澤井さんはその3種にとりあえず暫定的に学名を与えることにしたのですね。
Mola sp. A
Mola sp. B
Mola sp. C
Mola sp. というのは「一応モラ属(マンボウ属)であるということはわかっているが、まだ名前を付けていない」という状態です。
つまり「マンボウA」「マンボウB」「マンボウC」ということですね。……そのまんま……。
その後澤井さん達が新たな論文を発表し、2017年7月に「マンボウC」が正式に「カクレマンボウ(Mola tecta)」と命名されるに至ったのですね。
ウシマンボウ……という名前も2010年頃には使われていたようなのですが、正式に学名が付けられたのは2018年頃のようですね。
「マンボウA」がウシマンボウとなり「マンボウB」が普通のマンボウとなったわけなのですね。
……つまり、最近のDNA調査でマンボウという魚が正確に分類ができるようになり、今までの「種」が変わってしまったのですね。
……あれ…………………?
巨大マンボウが水揚げされたのは1996年でしたよね……それじゃぁあれは一体……?
調べ直したところ、実はあの魚はマンボウではなくウシマンボウだったということがわかったのですね。
でも当時はまだ「ウシマンボウ」という名前は無かったので、「マンボウ」だと思われていたのですね。
……つまり!1996年時点では「世界一重い硬骨魚はマンボウ」と思われていたのが、「あれは実はマンボウじゃなくてウシマンボウだった!」ということになったわけです。

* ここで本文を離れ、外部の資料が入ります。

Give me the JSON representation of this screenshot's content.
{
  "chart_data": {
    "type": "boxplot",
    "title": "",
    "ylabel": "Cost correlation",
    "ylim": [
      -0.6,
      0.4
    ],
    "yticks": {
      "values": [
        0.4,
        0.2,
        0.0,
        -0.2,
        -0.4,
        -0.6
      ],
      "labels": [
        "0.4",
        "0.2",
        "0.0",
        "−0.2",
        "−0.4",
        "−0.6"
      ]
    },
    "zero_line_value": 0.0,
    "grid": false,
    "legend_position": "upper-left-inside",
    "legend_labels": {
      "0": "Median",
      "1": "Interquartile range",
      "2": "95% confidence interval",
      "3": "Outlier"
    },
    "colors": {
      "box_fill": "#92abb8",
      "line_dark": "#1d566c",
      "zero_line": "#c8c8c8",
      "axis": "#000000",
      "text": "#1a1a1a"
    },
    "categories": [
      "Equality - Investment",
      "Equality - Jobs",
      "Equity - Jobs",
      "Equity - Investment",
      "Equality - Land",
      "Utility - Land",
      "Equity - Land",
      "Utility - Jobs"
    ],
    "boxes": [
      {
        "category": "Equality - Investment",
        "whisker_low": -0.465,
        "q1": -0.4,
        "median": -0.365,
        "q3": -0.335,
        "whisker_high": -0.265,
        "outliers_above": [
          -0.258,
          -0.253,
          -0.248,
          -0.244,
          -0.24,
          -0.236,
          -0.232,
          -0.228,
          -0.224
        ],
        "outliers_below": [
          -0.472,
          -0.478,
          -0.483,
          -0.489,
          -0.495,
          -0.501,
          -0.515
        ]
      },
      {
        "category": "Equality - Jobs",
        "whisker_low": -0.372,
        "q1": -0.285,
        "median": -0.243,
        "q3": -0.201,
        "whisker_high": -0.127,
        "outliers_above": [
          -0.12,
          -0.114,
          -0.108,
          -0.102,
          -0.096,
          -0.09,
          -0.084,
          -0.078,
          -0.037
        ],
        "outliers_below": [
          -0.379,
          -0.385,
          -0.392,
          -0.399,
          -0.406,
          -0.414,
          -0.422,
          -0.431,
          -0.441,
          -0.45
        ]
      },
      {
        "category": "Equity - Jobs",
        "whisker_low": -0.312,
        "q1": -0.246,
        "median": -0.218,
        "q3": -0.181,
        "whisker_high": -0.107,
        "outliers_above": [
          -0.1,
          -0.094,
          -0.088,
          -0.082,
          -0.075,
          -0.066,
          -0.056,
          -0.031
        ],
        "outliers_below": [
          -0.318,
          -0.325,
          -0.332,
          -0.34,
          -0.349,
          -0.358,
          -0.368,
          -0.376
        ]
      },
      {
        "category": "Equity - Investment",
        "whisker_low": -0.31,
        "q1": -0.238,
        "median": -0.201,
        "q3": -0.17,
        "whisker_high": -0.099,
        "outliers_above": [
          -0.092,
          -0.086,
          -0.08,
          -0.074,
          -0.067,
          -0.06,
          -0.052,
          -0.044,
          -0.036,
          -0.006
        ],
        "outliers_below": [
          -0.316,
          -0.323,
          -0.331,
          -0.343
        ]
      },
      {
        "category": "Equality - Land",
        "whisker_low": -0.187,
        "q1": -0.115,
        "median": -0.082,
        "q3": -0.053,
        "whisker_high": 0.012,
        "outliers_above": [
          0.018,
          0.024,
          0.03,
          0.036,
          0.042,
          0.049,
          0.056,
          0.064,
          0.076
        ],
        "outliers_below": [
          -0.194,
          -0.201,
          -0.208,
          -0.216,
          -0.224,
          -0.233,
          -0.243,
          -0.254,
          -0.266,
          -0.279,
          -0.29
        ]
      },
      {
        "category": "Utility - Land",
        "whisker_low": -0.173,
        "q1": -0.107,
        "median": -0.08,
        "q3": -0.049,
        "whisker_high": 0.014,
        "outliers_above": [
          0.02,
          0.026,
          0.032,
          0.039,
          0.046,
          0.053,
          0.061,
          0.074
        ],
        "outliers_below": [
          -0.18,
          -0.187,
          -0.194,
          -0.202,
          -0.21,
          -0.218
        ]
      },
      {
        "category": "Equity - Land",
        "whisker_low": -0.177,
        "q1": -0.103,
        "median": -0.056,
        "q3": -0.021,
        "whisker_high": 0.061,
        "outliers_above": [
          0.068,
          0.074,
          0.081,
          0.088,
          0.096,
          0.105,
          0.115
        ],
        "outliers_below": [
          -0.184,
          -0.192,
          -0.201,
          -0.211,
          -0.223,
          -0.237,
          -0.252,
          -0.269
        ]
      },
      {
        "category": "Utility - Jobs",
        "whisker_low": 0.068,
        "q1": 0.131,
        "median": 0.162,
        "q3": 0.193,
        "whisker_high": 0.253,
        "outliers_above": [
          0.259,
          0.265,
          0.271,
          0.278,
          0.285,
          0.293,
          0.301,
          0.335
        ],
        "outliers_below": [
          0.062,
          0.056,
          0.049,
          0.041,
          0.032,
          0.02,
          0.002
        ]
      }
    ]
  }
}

澤井さんは新しく発表された論文を根拠に、「世界一重い硬骨魚はマンボウ」というギネス記録を「世界一重い~ウシマンボウ」という風に書き換えてもらうよう申請したのですね。
そしてその申請が通り、このたび「世界~ウシマンボウ」となったのですね。
なるほど!それはすごい発見だ!
マンボウだのウシマンボウだの似たような単語がいろいろ出てきてややこしいですが確かに大発見だったということはわかりました。
今でも混乱が絶えないほど紛らわしい
ただ、マンボウが3種類いるということが分かった後も、分類に関してはいまだに世界中の研究者の間で混同が起こっているようです。
一説によると絶滅危機動物を記録しているレッドリストに登録されているマンボウ属の写真と名前が一致していないことがあるなどの混乱が絶えないらしいですね……。
ウシマンボウも、成長すれば見た目でマンボウと区別ができますが、成長するまでは見た目の特徴が出てこないので普通のマンボウとよく間違えられるのだとか……。
カクレマンボウに至っては普通のマンボウとどう違うのか一目見ただけでは殆どわかりません。舵びれ(マンボウの尾びれ)の辺りが違うらしいのですが……。
つまり「つかみどころが無さすぎて顔と名前が一致しない」のですね。私もどれがどれだかさっぱりわかりません。
なんにせよマンボウという魚は専門家ですら種類の区別が難しいのですね……。
マンボウ…………身近なようでいて身近ではない、誰もが知っているマンボウ型でわかりやすいようでいてわかりづらい……なかなか奥が深い魚ですね……。